Con la personale Why write? Why paint? proposta dalla galleria SpazioA di Pistoia fino al 10 gennaio 2020, Luca Bertolo sposta il baricentro della fenomenologia pittorica sul piano critico, in quanto elemento persistente nell’opera sia nella fase creativa che in quella fruitiva e persino durante la fase realizzativa: l’opera d’arte, essendo manifestazione di un linguaggio, mantiene costante un concetto che inevitabilmente esonda e confluisce in altri.

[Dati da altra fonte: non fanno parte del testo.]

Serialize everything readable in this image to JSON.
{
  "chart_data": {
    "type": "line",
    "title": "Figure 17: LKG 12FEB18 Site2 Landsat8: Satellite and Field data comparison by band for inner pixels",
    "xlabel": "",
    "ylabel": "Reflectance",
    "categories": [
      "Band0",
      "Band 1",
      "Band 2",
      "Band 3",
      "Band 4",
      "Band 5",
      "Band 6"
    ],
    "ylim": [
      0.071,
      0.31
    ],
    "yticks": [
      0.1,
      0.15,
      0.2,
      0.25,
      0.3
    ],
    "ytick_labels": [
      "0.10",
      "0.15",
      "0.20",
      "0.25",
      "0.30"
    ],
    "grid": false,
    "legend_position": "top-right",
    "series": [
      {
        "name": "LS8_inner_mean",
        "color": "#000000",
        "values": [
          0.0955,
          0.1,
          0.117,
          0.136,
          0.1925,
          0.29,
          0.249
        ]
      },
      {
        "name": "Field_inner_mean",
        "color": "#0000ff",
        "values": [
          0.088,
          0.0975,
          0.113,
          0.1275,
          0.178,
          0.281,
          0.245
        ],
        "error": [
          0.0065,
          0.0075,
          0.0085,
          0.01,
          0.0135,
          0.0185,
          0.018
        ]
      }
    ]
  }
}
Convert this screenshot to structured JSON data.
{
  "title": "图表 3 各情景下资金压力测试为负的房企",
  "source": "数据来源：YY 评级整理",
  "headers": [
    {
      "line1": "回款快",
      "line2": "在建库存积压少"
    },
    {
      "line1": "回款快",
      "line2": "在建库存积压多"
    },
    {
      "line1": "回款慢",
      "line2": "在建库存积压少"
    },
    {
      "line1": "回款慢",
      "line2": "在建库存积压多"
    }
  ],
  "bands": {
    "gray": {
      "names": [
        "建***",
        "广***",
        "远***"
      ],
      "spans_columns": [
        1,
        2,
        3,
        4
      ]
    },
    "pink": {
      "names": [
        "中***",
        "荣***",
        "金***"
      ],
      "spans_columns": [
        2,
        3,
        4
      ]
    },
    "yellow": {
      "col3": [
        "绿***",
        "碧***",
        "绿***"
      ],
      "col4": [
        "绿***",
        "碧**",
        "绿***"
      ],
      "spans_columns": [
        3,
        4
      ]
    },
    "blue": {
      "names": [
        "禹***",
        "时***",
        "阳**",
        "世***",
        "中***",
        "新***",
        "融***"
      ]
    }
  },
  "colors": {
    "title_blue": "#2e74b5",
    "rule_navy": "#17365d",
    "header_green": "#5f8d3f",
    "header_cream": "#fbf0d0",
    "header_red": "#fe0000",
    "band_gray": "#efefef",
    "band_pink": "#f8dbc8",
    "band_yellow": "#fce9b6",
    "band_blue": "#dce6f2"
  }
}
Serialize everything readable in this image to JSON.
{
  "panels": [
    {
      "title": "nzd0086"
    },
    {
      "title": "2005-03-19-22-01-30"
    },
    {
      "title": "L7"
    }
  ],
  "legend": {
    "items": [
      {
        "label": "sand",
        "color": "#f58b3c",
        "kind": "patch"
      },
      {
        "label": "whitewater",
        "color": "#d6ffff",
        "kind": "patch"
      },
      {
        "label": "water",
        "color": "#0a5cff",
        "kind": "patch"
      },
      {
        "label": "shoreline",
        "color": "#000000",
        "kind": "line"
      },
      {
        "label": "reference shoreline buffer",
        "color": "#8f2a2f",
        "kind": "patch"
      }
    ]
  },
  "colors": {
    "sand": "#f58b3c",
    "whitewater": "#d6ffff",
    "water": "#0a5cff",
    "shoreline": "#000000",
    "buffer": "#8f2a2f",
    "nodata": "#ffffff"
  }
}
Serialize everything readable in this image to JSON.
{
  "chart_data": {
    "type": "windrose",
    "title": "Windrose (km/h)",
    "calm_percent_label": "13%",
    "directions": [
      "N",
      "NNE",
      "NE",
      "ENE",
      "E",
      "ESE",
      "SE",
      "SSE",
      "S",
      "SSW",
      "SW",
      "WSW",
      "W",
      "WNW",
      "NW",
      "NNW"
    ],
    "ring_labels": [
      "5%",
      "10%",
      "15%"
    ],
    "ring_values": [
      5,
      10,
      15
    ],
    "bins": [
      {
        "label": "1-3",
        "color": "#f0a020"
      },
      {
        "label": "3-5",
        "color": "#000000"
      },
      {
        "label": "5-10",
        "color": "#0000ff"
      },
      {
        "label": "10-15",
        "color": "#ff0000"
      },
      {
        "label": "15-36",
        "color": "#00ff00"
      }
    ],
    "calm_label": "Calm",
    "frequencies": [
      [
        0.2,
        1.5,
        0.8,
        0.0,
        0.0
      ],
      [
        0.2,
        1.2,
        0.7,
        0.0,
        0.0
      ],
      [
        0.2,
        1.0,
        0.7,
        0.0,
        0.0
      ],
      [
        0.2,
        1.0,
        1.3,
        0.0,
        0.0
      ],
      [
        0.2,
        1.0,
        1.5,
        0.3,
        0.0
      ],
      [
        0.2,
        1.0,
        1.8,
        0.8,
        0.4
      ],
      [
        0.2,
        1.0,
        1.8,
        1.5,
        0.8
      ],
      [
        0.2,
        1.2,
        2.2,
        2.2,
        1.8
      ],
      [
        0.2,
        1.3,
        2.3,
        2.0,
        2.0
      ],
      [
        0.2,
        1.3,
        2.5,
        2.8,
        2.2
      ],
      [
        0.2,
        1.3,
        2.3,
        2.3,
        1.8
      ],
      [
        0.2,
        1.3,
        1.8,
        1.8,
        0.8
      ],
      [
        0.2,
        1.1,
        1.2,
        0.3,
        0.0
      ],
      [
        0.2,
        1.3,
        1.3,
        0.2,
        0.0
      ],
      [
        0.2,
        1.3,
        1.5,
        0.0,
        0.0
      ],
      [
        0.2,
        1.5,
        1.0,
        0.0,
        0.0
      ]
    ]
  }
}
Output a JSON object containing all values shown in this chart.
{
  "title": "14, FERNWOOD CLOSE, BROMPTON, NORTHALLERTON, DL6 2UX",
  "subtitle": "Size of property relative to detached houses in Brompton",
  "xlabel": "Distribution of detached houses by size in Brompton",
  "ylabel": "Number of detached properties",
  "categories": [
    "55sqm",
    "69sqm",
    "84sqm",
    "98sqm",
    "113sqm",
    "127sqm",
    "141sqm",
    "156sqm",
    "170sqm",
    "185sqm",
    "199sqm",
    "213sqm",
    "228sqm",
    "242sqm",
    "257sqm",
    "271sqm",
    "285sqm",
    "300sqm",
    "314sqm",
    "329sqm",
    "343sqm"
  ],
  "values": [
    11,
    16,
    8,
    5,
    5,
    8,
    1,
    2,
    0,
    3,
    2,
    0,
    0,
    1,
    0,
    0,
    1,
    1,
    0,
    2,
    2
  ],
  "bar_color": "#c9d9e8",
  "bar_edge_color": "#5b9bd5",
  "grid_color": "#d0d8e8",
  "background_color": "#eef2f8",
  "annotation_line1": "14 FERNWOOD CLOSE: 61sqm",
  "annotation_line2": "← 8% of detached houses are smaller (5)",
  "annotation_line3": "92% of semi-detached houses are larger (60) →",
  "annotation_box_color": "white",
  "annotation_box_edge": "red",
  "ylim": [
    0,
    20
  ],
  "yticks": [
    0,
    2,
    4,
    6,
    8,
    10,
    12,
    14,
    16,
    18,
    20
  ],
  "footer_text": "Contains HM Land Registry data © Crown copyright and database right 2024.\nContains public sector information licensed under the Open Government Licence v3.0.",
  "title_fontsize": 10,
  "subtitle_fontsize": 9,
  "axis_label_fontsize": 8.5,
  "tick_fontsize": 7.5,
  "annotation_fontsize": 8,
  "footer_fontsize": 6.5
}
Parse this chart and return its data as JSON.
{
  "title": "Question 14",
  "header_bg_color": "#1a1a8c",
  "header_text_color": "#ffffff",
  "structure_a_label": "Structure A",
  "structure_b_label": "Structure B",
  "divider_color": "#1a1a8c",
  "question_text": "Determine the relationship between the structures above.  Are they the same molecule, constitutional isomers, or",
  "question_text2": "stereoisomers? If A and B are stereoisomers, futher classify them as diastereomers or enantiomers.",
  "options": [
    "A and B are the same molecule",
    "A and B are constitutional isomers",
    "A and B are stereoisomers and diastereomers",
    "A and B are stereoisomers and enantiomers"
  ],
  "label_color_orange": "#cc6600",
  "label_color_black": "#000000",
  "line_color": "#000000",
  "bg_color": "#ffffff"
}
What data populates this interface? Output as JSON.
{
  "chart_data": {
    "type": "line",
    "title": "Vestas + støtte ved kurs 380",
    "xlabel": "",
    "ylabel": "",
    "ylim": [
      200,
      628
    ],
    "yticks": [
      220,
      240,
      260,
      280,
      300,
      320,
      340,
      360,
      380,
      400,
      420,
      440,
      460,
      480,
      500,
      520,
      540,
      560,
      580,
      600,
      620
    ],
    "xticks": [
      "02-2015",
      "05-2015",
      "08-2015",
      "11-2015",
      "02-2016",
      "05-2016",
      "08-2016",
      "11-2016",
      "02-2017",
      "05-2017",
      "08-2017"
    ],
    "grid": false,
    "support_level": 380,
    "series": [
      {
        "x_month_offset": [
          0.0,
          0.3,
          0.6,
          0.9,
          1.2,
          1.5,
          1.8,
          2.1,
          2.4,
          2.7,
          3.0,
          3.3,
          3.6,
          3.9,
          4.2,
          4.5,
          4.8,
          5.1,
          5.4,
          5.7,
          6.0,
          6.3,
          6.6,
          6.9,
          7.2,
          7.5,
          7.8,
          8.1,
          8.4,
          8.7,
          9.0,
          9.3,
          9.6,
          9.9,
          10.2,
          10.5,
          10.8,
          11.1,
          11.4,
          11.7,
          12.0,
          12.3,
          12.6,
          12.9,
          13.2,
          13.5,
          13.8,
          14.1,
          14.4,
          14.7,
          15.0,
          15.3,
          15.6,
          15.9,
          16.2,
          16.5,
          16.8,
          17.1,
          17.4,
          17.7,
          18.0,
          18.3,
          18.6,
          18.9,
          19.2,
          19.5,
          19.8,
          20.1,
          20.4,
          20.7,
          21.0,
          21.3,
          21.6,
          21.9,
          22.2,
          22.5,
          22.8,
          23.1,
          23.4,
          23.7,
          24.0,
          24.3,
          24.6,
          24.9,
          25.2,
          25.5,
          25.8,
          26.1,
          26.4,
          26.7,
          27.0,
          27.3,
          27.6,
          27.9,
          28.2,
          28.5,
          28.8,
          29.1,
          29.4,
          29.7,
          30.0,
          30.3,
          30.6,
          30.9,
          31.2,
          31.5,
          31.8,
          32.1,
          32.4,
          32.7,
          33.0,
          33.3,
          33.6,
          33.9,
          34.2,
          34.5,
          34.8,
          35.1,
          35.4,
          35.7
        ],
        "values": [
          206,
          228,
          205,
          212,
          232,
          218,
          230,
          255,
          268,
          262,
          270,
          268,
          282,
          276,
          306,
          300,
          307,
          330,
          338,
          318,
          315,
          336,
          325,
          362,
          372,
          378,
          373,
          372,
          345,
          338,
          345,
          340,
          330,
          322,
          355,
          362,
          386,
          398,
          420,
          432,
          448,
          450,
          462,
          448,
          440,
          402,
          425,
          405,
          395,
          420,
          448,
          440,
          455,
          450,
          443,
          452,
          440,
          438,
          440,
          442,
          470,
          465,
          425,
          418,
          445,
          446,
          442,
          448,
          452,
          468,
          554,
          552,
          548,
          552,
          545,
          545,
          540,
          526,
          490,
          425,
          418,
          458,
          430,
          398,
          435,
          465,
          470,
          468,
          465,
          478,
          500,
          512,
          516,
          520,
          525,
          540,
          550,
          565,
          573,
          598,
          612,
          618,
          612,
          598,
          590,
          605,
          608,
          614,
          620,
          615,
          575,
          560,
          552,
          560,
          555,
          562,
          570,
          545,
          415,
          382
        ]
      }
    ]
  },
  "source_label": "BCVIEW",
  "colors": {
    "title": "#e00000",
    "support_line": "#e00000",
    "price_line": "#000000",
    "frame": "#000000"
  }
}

Se la matrice letteraria spicca già dal titolo, omaggio allo scrittore americano Philip Roth, ripreso plasticamente con un lavoro di grandi dimensioni evocante la copertina di Why Write? Collected Nonfiction 1960-2013, oltre a permeare in tutti quei lavori comprensivi di scrittura (Deleuze, Sulla Poesia, Lettera), la riflessione cui invita Bertolo non ha, invero, quel rigore tautologico di un’arte post-filosofica3 ma preme sulla licenziosità formale, dove il colore è indubbio protagonista, formulando la questione esistenzialista nell’unica possibile non-risposta: la poesia.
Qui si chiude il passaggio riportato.